All tokens start at equal value: Each token begins worth 1.0 ETH. Your 10 ETH deposit gives you tokens worth exactly 10 ETH.
Leverage appears after you mint: As prices move, your tokens amplify those movements based on your chosen multiplier.
Redeeming Leverage Tokens
You can redeem for:
- stETH vault shares
- ETH
- USDEX (if utilization allows)
Redemption formula: value_out = tokens_in × current_NAV
Example:
You hold: 5 10X-ETH tokens
Current NAV: 2.5 ETH per token
You receive: 12.5 ETH (or equivalent)
Monitoring Your Position
Check your NAV: Token value changes as ETH price moves. Higher leverage = bigger swings.
Watch utilization: Higher utilization = higher effective leverage = more risk.
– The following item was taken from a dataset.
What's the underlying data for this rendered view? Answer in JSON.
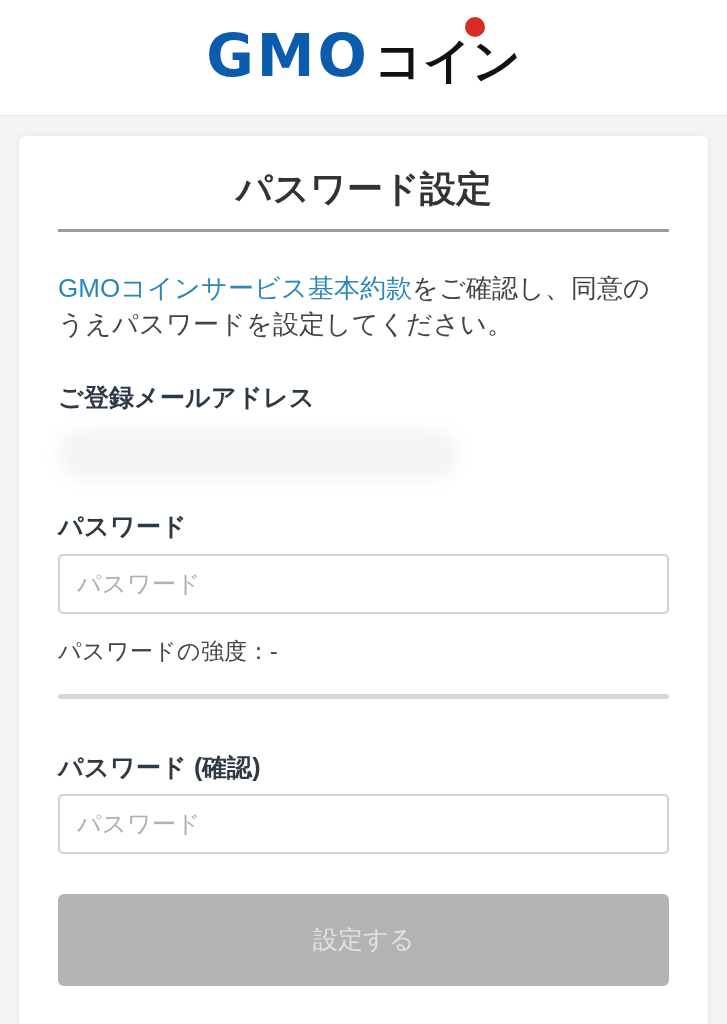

For Stability Pool Depositors
Depositing USDEX
What you need: USDEX (mint it first or buy it)
Process:
- Approve StabilityPool to spend your USDEX
- Call deposit with your amount
- Start earning yield immediately
Example:
You deposit: 10,000 USDEX
Yield APY: 18% (concentrated from protocol operations)
After 1 year: ~11,800 USDEX + stETH from any deleveraging
Withdrawing USDEX
Two-step process:
Step 1: Request Unlock
- Signal intent to withdraw specific amount
- Funds stay in pool earning yield
- Cannot have multiple pending requests
Step 2: Claim After 7 Days
- Wait 7 days from request
- Claim within 1-day window
- Receive your USDEX (minus any deleveraging losses)
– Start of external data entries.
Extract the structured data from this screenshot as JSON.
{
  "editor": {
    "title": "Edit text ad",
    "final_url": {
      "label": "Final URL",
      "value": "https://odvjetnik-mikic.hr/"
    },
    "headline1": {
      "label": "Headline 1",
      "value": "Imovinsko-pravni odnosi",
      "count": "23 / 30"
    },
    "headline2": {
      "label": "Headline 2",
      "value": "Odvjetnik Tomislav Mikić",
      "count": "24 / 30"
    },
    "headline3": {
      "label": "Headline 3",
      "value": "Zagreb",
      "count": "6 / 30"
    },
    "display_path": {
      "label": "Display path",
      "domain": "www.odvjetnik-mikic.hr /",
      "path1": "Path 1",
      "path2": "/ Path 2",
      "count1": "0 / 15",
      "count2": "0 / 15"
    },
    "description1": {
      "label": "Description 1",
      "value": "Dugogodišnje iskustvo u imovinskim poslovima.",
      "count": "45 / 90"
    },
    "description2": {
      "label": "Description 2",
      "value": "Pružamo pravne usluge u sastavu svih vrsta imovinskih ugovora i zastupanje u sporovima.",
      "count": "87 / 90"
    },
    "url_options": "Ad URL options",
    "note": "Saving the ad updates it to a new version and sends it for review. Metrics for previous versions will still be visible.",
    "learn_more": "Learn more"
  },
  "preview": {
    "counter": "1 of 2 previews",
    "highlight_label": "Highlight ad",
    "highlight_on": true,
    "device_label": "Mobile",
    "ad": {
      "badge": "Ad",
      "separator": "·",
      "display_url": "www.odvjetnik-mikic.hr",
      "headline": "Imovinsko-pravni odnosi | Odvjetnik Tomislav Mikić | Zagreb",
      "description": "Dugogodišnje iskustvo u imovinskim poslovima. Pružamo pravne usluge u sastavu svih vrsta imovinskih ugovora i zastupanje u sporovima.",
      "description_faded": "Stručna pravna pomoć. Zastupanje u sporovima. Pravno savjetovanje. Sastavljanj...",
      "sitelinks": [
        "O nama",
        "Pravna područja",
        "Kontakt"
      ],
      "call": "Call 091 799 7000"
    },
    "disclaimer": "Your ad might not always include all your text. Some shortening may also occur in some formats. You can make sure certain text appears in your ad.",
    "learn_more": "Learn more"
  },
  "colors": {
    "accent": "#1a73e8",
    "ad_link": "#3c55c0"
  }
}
Check status: The interface displays when your unlock becomes claimable and when it expires.
Cancel anytime: You can cancel pending requests before the claim window opens.
Deleveraging Impact
When utilization exceeds 80%, your deposits are automatically consumed to reduce protocol leverage. Your USDEX balance decreases proportionally while you receive stETH compensation of equivalent USD value. Multiple deleveraging events compound, potentially reducing or depleting your position over time. The epoch/scale accounting system ensures precise loss tracking across unlimited events.
Claiming Your Yield
Four options:
1. Claim as stETH → Direct vault shares 2. Claim as ETH → Automatically unwrapped 3. Claim as USDEX → Stay in stable (if utilization allows) 4. Compound → Reinvest for growth
Choose based on whether you want to maintain stable exposure or take ETH exposure.